In 1984, the University of Chicago established the MacLean Center for Clinical Medical Ethics, the first program in the nation devoted to studying “practical everyday issues in medicine.” In its first decade, the MacLean Center was chosen by U.S. News and World Report for three consecutive years as the leading medical ethics program in the country. Since then, the MacLean Center, under Siegler’s direction, has become the largest program in clinical ethics in the world, a program that now has an endowment of more than $20 million and includes five endowed university chairs in clinical ethics.

More than 280 physicians and other health professionals have trained at the MacLean Center, many of whom now direct ethics programs in the U.S., Canada and Europe.

Dr. Siegler has published more than 200 journal articles, 50 book chapters and five books. His textbook, co-authored with Al Jonsen and William Winslade, “Clinical Ethics: A Practical Approach to Ethical Decisions in Clinical Medicine,” 7th Edition (2010), has been translated into eight languages and is widely used by physicians and health professionals around the world.
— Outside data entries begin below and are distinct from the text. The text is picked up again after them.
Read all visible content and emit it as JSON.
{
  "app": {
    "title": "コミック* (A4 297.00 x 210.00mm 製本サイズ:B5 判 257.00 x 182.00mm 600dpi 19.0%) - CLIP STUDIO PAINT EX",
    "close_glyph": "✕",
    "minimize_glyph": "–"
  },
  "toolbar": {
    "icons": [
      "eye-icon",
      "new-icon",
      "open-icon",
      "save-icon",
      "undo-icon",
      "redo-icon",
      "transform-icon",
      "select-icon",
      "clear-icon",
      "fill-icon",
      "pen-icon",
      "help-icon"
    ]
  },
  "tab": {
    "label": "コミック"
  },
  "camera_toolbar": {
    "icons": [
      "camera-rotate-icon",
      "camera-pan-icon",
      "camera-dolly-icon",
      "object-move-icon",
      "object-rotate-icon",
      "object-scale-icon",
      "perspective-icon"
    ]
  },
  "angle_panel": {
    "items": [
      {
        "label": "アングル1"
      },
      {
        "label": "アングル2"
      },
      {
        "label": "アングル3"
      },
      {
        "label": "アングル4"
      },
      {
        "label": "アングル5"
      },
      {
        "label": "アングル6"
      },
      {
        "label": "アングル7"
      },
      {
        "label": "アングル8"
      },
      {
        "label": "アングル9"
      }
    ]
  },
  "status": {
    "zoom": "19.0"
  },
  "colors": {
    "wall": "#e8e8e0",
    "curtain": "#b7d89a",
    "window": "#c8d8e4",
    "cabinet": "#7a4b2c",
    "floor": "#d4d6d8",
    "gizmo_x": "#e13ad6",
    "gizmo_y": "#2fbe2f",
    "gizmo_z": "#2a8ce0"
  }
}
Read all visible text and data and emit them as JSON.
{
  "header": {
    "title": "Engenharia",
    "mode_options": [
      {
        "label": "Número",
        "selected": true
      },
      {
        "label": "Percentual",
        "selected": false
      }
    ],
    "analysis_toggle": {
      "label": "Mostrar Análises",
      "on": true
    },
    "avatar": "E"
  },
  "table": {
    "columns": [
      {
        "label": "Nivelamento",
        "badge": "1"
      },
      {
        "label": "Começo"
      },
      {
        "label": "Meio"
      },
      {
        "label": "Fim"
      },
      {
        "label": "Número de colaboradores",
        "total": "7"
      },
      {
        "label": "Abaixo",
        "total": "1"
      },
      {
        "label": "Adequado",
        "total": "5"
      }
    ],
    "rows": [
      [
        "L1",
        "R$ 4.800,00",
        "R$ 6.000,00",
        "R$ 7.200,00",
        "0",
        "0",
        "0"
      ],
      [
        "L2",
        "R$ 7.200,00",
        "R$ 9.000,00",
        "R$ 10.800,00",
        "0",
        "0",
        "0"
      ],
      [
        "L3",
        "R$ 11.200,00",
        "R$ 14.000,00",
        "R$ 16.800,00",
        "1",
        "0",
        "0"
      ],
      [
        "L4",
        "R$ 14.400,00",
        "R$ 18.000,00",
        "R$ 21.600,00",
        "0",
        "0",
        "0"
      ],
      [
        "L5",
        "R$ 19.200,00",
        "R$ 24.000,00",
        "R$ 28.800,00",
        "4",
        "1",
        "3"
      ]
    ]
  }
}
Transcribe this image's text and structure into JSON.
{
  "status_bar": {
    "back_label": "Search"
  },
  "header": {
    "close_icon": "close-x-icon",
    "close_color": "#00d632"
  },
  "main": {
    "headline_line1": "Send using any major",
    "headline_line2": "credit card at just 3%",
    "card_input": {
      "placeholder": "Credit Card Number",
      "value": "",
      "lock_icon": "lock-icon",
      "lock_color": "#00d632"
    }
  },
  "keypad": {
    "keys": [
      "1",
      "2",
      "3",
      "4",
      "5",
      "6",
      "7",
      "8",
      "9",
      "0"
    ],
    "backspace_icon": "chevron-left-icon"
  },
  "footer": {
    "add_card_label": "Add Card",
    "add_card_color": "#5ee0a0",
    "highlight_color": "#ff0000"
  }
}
Dr. Siegler’s research interests include the ethics of surgical innovation, living donor organ transplantation, end-of-life care, ethics consultation, and decision-making within the doctor-patient relationship. Siegler’s seminal 1981 paper, “Searching for Moral Certainty in Medicine: A Proposal for a New Model of the Doctor Patient Encounter,” was cited repeatedly by the President’s Commission in their 1983 report, “Making Health Care Decisions,” as the basis for recommending a shared decision-making approach for doctors and patients, an approach that has since become the standard model for the doctor-patient relationship in the U.S.

Dr. Siegler is a fellow of the Hastings Center, an elected member of the Association of American Physicians (AAP), and he recently completed serving on the board of trustees of Princeton University. For six years, Dr. Siegler served as chair of the ethics committee of the NIH-sponsored Immune Tolerance Network and has also served on the Ethics Committee of the American College of Physicians. He has been on the ethics committee of the American College of Surgeons for the past 18 years.